Davis, R.S., & Ranov, V.A. (1999). Recent work on the Paleolithic of Central Asia. Evolutionary Anthropology, 8(5), p. 186-193.

Glantz, M. M. (2010). The History of Hominin Occupation of Central Asia in Review. Asian Paleoanthropology Vertebrate Paleobiology and Paleoanthropology, p. 101-112.

Glantz, M. M., Viola, B., & Chikisheva, T. (2004). New hominid remains from Obi-Rakhmat Grotto. In A.P. Derevianlko (Ed.), Grot Obi-Rakhmat (pp. 77-93). Novosibirsk: Institute of Archaeology and Ethnography, Siberian Branch, Russian Academy of Sciences.

Islamov, U. I., Zubov, A. A., & Kharitonov, V. M. (1988). Paleoliticheskaya stoyanka SelUngur v Ferganskoi doline (The Paleolithic site of Sel-Ungur in the Fergana valley). Voprosy antropologii, 80, p. 38-49.

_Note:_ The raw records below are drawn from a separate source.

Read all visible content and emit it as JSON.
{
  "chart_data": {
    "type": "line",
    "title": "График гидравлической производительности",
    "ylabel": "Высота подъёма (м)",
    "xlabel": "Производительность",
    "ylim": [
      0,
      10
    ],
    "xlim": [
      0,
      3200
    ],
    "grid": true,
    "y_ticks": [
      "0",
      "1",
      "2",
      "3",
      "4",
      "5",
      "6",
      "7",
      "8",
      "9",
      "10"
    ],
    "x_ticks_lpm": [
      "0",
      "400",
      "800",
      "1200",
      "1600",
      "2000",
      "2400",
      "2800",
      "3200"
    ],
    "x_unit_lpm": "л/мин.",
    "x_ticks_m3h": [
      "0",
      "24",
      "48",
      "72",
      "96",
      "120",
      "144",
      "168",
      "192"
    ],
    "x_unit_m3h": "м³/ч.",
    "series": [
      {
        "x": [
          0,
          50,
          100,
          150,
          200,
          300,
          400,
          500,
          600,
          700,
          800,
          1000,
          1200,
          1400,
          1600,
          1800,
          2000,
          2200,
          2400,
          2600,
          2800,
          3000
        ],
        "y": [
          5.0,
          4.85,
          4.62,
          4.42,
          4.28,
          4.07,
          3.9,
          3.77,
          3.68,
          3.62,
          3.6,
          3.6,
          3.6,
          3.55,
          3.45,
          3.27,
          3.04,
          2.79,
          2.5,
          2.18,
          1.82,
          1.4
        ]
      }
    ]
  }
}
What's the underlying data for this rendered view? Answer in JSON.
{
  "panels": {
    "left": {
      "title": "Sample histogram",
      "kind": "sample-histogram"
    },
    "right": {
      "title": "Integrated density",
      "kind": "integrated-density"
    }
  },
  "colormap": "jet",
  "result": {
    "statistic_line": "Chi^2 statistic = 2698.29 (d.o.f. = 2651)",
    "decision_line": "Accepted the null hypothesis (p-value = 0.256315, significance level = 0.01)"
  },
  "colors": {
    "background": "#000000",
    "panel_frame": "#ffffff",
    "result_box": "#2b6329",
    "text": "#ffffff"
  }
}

Lykosov, M. (2016, December 01). Archaeologists Resume Digging in Sel-Ungur Cave. Retrieved May 7, 2017, from https://english.nsu.ru/news-events/news/research/archaeologists-resume-digging-in-sel-ungur-cave/?sphrase_id=6710

Markova, A. (1992). Fossil rodents (Rodentia, Mammalia) from the Sel’- Ungur Acheulian cave site (Kirghizstan). Acta zool. cracov., 35(2), p. 217-239.

Velichko, A.A., Arslanov, K. A., Gerasimova, S.A., Gerasimova, A., Islamov, U.I., Kremenetski, K.V., Markova, A.K., Udartsev, V.P., & Chikolini, I. (1991). Paleoecology of the Acheulian cave site Sel-Ungur (Soviet Central Asia). Anthropologie, 24(1), p. 9-15.

Vishnyatsky, L.B. (1999). The Paleolithic of Central Asia. Journal of World Prehistory, 13(1), p.69-122.